Lehman Hosts Panel of Journalists to Examine News Coverage of Hurricane Maria and its Aftermath
It’s been a time of extreme challenges for journalists and for journalism as a profession. The advent of “fake news,” a divided country, and the loss of public trust are all issues today’s journalists must confront every day.
On October 11, Lehman College will host “Journalism in the Age of Disaster, Puerto Rico: La Tormenta, The Truth and Making Sense One Year after Hurricane Maria.” The event will focus on how news organizations performed their jobs as “watchdog, witnesses, and truth teller.”
The discussion will be led by an impressive panel of journalists and moderated by David Gonzalez, a noted New York Times reporter. The participating panelists are Carla Minet, from Centro Periodismo Investigativo de Puerto Rico, Alana Casanova- Burgess, a producer for On the Media, WNYC, New York Public Radio, Ana Teresa Toro, of El Nuevo Dia, and Ed Morales, a freelance journalist who teaches at Columbia University's Center for the Study of Ethnicity and Race.

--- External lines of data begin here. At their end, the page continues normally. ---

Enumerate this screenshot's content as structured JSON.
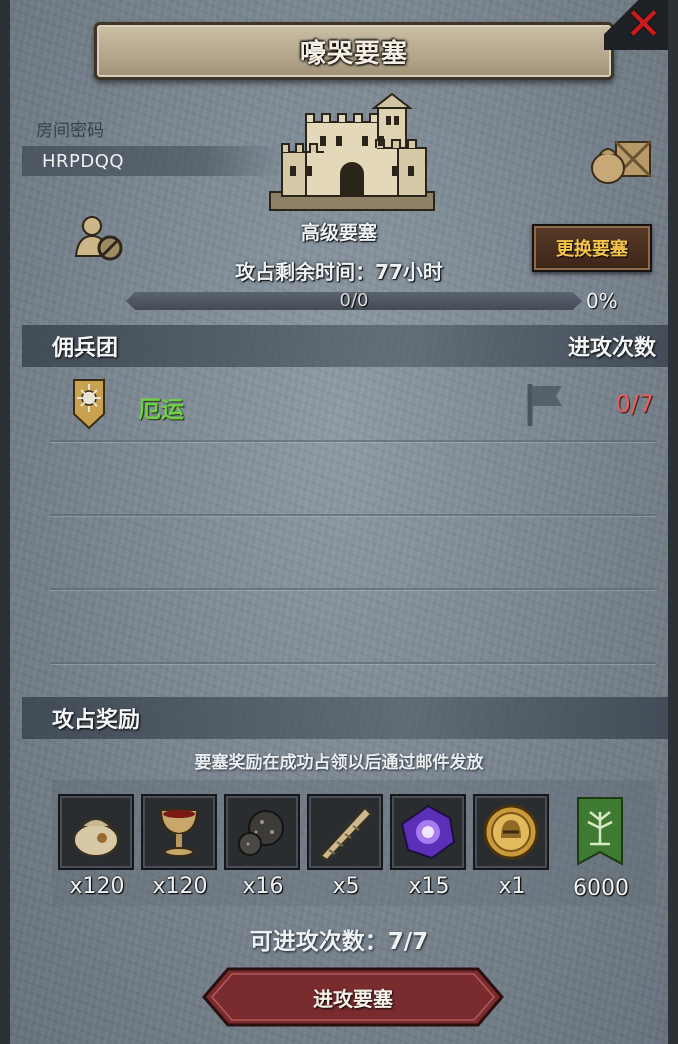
{
  "title": "嚎哭要塞",
  "room": {
    "label": "房间密码",
    "code": "HRPDQQ"
  },
  "fortress": {
    "level": "高级要塞",
    "remaining_time": "攻占剩余时间：77小时",
    "progress_text": "0/0",
    "progress_percent": "0%",
    "progress_fraction": 0,
    "change_button": "更换要塞"
  },
  "mercenary_section": {
    "left_header": "佣兵团",
    "right_header": "进攻次数",
    "rows": [
      {
        "name": "厄运",
        "attacks": "0/7"
      }
    ]
  },
  "rewards_section": {
    "header": "攻占奖励",
    "note": "要塞奖励在成功占领以后通过邮件发放",
    "items": [
      {
        "icon": "pouch-icon",
        "qty": "x120"
      },
      {
        "icon": "goblet-icon",
        "qty": "x120"
      },
      {
        "icon": "ore-icon",
        "qty": "x16"
      },
      {
        "icon": "horn-icon",
        "qty": "x5"
      },
      {
        "icon": "purple-gem-icon",
        "qty": "x15"
      },
      {
        "icon": "helmet-coin-icon",
        "qty": "x1"
      },
      {
        "icon": "green-banner-icon",
        "qty": "6000"
      }
    ]
  },
  "attacks_available": "可进攻次数：7/7",
  "attack_button": "进攻要塞",
  "colors": {
    "merc_name": "#6fcf45",
    "merc_attacks": "#e86060",
    "change_button_text": "#f6c64a",
    "attack_button": "#7a2b2e",
    "close": "#c91b1b"
  }
}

All of the journalists on the panel have extensively covered Hurricane Maria and Puerto Rico’s struggle to recover from the devastation. They have also tried to provide the public with an accurate account of the fatalities that resulted from the hurricane.
Eileen Markey, a lecturer in the Department of Journalism and Media Studies, and one of the coordinators, said that the event was conceived as a an “assessment of journalism’s response to Hurricane Maria” and “how to do better both with ongoing coverage of post-Maria Puerto Rico and also whatever the next disaster is.”

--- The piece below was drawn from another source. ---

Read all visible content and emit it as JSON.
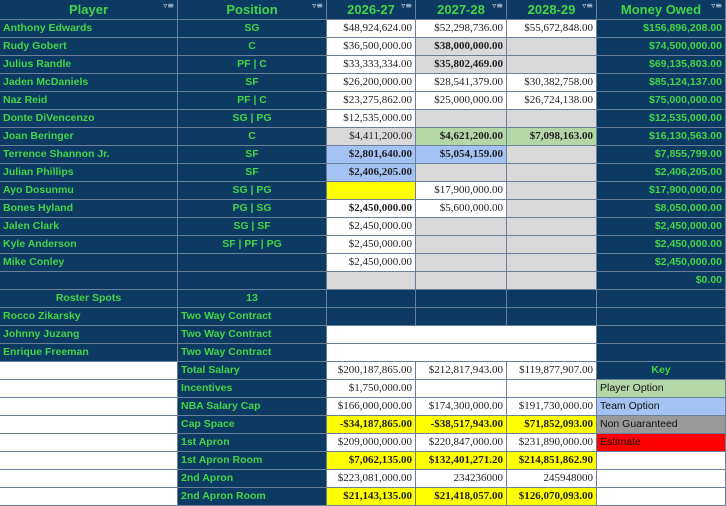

“This discussion will examine the Hurricane Maria news coverage with a practical goal: how can we equip our budding Lehman College journalists to do it better next time and how can we prod students and professional journalists alike to do better now,” said Markey. “Hurricane Maria was a year ago, but the disaster and exploitation are old and ongoing. How can journalists tell true stories better? What should we be doing to train for the next disaster? What stories need to be told now about Puerto Rico and its diasporas?”
Markey believes it’s important for Lehman students to be a part of this conversation and called “the Bronx and Puerto Rico inextricably linked.”
“As a place written off as a disaster and famously abandoned by federal and local government, the Bronx empathizes in a particular way with what is happening now in Puerto Rico,” she said.
Lehman CUNY Service Corps students who volunteered in Puerto Rico this summer to provide relief in the aftermath of Hurricane Maria will also be part of the upcoming program. These students will provide introductions and offer commentary based on their own experiences working to help rebuild a ravaged island.
The event is a joint presentation of the departments of Journalism and Media Studies, Latin American, Latino, and Puerto Rican Studies, the Center for Human Rights and Peace Studies, the Leonard Leif Library, and the School of Arts and Humanities. In addition to Markey, the event was coordinated by Dr. Mila Burns, an assistant professor in the Department of Latin American, Latino and Puerto Rican Studies, and Dr. Rima Brusi, writer in residence for the Center for Human Rights and Peace Studies.
“Journalism in the Age of Disaster” will be held on Thursday, October 11 at 12:45 p.m. in The Music Building Recital Hall, Room 306.